Selepas itu dia tidak tidur. Dia menyuruhku untuk tidur duluan. Aku masih memandangi wajahnya, mataku sayup-sayup hendak tertidur. Belaian tangannya membuatku nyaman. Dia tersenyum, tidak ada sedikit ngantuk diwajahnya. Lama kelamaan aku berbalik badan ke arahnya. Aku raba wajahnya. Aku melihat dia memejamkan matanya. Aku terlelap sekarang.
            “pagi sayang,” mama mengejutkan dipagi buta.
            “pagi tante,”
            “Geib, kenapa tidur sambil duduk begitu? apa tidak pegal?”
            “nggak tante, aku belum solat subuh”.
            “solatlah dulu sayang,” mama menghampiriku yang masih terpejam.
            “morning honey, gimana udah mendingan?”
            “iya mah. Aku sudah mendingan,” aku memeluk mama.
            “papamu besok datang sayang, dan bakal ada pesta yang besar. Saudaramu datang semua dari Surabaya dan Medan”.
            “iya mah, tapi pesta apa?”
            Mama mulai sibuk menyiapkan apa yang diperlukan besok. Mereka sepertinya merencanakan dibelakangku. Ah aneh. Ada apa ya? aku biasa-biasa saja. Giberline juga sibuk, katanya besok ada acara yang cukup besar di keluarganya. Tante Farida juga sibuk. Aku seharian ini menelponnya tapi tidak pernah diangkat. Aku hari ini tidak boleh bekerja, tidak lama dari itu papa datang dari Bandung bersama keluargaku. Rumah terasa ramai sekali. Seperti akan ada pesta pernikahan saja. Tapi siapa yang akan menikah di rumah, setahuku anak mama dan papa hanya aku seorang.
            “papa, kok ramai sekali rumah, banyak saudara dari mana-mana?”
            “iya sayang besok ada acara sakral”

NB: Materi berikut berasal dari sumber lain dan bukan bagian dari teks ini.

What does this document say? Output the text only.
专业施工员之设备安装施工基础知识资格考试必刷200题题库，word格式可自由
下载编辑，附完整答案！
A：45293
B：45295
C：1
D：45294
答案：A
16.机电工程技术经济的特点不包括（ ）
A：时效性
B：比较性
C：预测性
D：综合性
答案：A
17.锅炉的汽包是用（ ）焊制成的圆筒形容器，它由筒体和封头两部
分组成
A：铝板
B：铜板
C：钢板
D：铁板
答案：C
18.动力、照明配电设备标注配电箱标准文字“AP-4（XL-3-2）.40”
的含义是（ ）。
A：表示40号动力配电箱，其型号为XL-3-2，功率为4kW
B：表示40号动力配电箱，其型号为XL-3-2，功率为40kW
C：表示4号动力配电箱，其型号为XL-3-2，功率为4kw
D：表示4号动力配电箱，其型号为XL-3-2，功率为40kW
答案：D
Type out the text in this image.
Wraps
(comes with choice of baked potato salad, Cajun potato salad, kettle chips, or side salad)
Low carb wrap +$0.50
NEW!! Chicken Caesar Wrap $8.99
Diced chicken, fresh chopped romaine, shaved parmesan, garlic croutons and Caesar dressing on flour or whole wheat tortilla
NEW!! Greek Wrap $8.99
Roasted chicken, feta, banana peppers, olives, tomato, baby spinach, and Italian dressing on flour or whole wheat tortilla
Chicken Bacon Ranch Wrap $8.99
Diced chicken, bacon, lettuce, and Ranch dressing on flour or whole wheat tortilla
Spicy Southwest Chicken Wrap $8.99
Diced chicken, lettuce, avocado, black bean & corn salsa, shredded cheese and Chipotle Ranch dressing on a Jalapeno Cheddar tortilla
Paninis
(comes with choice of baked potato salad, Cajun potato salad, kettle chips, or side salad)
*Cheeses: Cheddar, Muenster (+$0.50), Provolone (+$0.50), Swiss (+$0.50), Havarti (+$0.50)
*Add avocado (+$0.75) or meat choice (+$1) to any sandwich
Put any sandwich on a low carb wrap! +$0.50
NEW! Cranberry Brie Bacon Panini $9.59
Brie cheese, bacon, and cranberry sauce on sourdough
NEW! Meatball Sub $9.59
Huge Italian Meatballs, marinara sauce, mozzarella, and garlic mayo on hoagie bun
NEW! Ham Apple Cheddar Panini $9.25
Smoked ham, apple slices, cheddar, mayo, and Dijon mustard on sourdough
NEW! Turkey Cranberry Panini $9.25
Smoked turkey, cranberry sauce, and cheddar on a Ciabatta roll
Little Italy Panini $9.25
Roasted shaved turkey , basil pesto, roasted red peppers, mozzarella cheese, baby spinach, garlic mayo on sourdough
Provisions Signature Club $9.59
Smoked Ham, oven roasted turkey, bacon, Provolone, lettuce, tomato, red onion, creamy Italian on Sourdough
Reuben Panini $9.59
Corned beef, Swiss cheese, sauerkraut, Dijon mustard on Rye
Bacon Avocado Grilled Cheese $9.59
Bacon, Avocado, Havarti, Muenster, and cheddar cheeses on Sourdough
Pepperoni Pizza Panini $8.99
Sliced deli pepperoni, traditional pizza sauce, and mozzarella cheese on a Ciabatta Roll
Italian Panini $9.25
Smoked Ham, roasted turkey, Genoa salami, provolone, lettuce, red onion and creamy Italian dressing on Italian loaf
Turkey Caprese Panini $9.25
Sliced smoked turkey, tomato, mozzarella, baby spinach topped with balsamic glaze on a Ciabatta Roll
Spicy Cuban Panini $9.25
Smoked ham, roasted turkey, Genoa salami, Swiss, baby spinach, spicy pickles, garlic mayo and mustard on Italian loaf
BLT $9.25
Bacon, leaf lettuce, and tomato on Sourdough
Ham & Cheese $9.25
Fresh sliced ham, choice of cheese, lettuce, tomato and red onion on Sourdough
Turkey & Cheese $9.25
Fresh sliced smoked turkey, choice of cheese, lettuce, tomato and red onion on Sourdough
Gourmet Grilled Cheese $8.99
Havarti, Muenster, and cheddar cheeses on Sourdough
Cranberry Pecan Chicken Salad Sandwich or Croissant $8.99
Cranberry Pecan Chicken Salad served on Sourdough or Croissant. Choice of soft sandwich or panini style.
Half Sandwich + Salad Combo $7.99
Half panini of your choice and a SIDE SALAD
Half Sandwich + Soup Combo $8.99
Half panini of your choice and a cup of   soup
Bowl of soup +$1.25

            “for whom papa?”
            “for my angel.”
            “who is she?”
            Aku bertanya pada semua keluargaku,tapi mereka tidak mau menjawab pertanyaanku. Malam ini kata mama aku akan mandi kembang. Aku dimandikan bagaikan putri dari khayangan. Aku dibaluri lulur India untuk pernikahan. Alisku dicukur. Keluargaku dari India mulai berdatangan membawakan baju Sari untuk pernikahan. Baju itu sangat cocok untukku. Papa sibuk mengirimkan baju pada seseorang. Aku tidak tahu siapa yang dituju itu? Apakah benar aku akan menikah?
            “subhanallah you are very beatuful. When you wearing this Sari.”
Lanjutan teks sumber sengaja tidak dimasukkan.